Culture | Music There are not many artists out there capable of playing Wembley Stadium – and with her lengthy run of Eras Tour dates this summer at the 90,000 capacity venue, Taylor Swift will become the first ever solo artist to sell it out eight times over. On Friday night the record-breaking artist kicked off her historic residency with a celebratory blaze through her greatest hits. “What an absolute honour it is to say these words: London, welcome to the Eras Tour,” she declared.
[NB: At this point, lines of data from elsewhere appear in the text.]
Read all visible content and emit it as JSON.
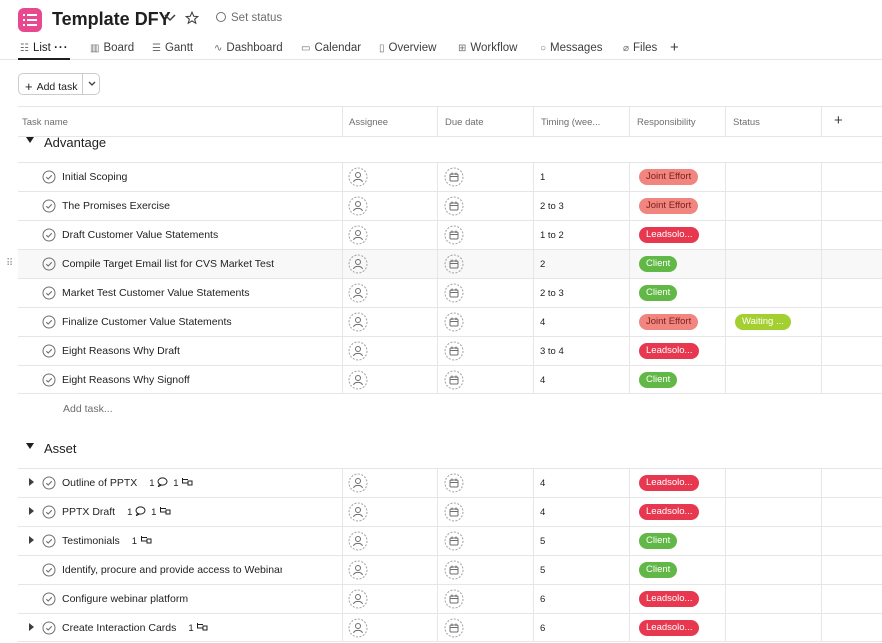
{
  "header": {
    "title": "Template DFY",
    "set_status": "Set status",
    "project_color": "#e8488e"
  },
  "tabs": [
    {
      "label": "List",
      "icon": "list-icon"
    },
    {
      "label": "Board",
      "icon": "board-icon"
    },
    {
      "label": "Gantt",
      "icon": "gantt-icon"
    },
    {
      "label": "Dashboard",
      "icon": "dashboard-icon"
    },
    {
      "label": "Calendar",
      "icon": "calendar-icon"
    },
    {
      "label": "Overview",
      "icon": "overview-icon"
    },
    {
      "label": "Workflow",
      "icon": "workflow-icon"
    },
    {
      "label": "Messages",
      "icon": "messages-icon"
    },
    {
      "label": "Files",
      "icon": "files-icon"
    }
  ],
  "toolbar": {
    "add_task_label": "Add task"
  },
  "columns": [
    "Task name",
    "Assignee",
    "Due date",
    "Timing (wee...",
    "Responsibility",
    "Status"
  ],
  "colors": {
    "joint_effort": "#f1857f",
    "leadsolo": "#e8384f",
    "client": "#5da283",
    "client_bright": "#62b847",
    "waiting": "#a4cf30"
  },
  "sections": [
    {
      "name": "Advantage",
      "add_task": "Add task...",
      "tasks": [
        {
          "name": "Initial Scoping",
          "timing": "1",
          "responsibility": "Joint Effort",
          "status": ""
        },
        {
          "name": "The Promises Exercise",
          "timing": "2 to 3",
          "responsibility": "Joint Effort",
          "status": ""
        },
        {
          "name": "Draft Customer Value Statements",
          "timing": "1 to 2",
          "responsibility": "Leadsolo...",
          "status": ""
        },
        {
          "name": "Compile Target Email list for CVS Market Test",
          "timing": "2",
          "responsibility": "Client",
          "status": ""
        },
        {
          "name": "Market Test Customer Value Statements",
          "timing": "2 to 3",
          "responsibility": "Client",
          "status": ""
        },
        {
          "name": "Finalize Customer Value Statements",
          "timing": "4",
          "responsibility": "Joint Effort",
          "status": "Waiting ..."
        },
        {
          "name": "Eight Reasons Why Draft",
          "timing": "3 to 4",
          "responsibility": "Leadsolo...",
          "status": ""
        },
        {
          "name": "Eight Reasons Why Signoff",
          "timing": "4",
          "responsibility": "Client",
          "status": ""
        }
      ]
    },
    {
      "name": "Asset",
      "tasks": [
        {
          "name": "Outline of PPTX",
          "comments": "1",
          "subtasks": "1",
          "timing": "4",
          "responsibility": "Leadsolo..."
        },
        {
          "name": "PPTX Draft",
          "comments": "1",
          "subtasks": "1",
          "timing": "4",
          "responsibility": "Leadsolo..."
        },
        {
          "name": "Testimonials",
          "subtasks": "1",
          "timing": "5",
          "responsibility": "Client"
        },
        {
          "name": "Identify, procure and provide access to Webinar platform",
          "timing": "5",
          "responsibility": "Client"
        },
        {
          "name": "Configure webinar platform",
          "timing": "6",
          "responsibility": "Leadsolo..."
        },
        {
          "name": "Create Interaction Cards",
          "subtasks": "1",
          "timing": "6",
          "responsibility": "Leadsolo..."
        }
      ]
    }
  ]
}
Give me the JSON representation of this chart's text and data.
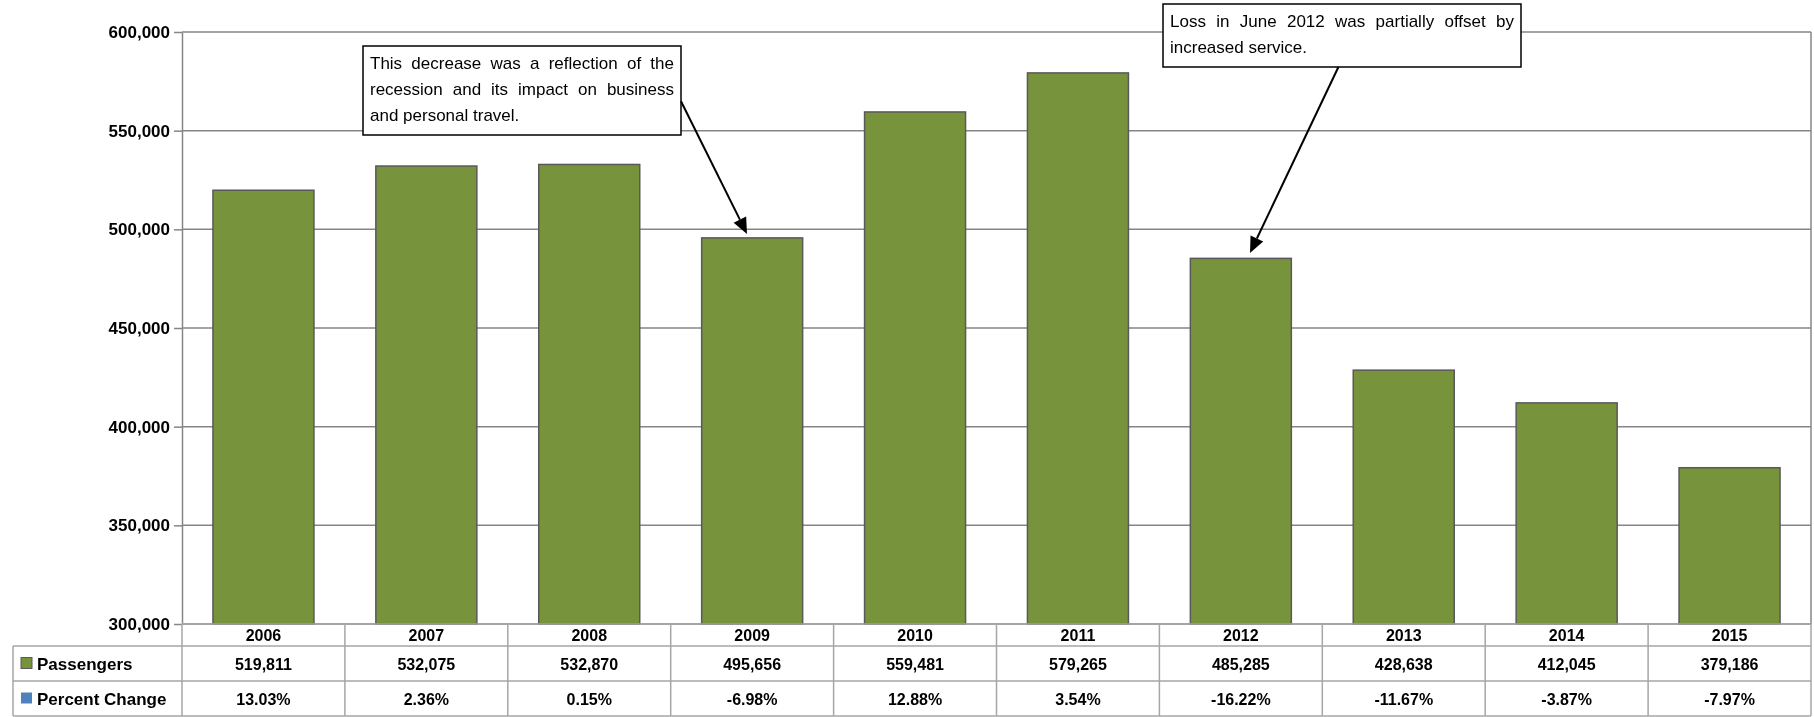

Already the highest grossing concert tour in history, the Eras Tour pays tribute to Swift’s vast discography, spanning from 2007’s Speak Now (her self-titled 2006 debut is the only record absent from the setlist) to this year’s underwhelming The Tortured Poet’s Department , making stops for all of the hits along the way. Divided up into orderly sections, split neatly by album, it raced between the folksy lockdown records Folklore and Evermore – both produced by The National ’s Aaron Dessner – to the feel-good synth-pop of her breakthrough album 1989, Fearless’ fist-clenching romanticism, and the choppier, dubstep influenced standouts from Red. The rigid structure gave the show the feeling of a journey through time, but being backloaded with her newest material meant that it lost momentum slightly towards the end.
Throughout the epic, three and a half hour show, Swift was a charismatic presence, effortlessly conjuring up intimacy despite the sheer enormity of her surrounding.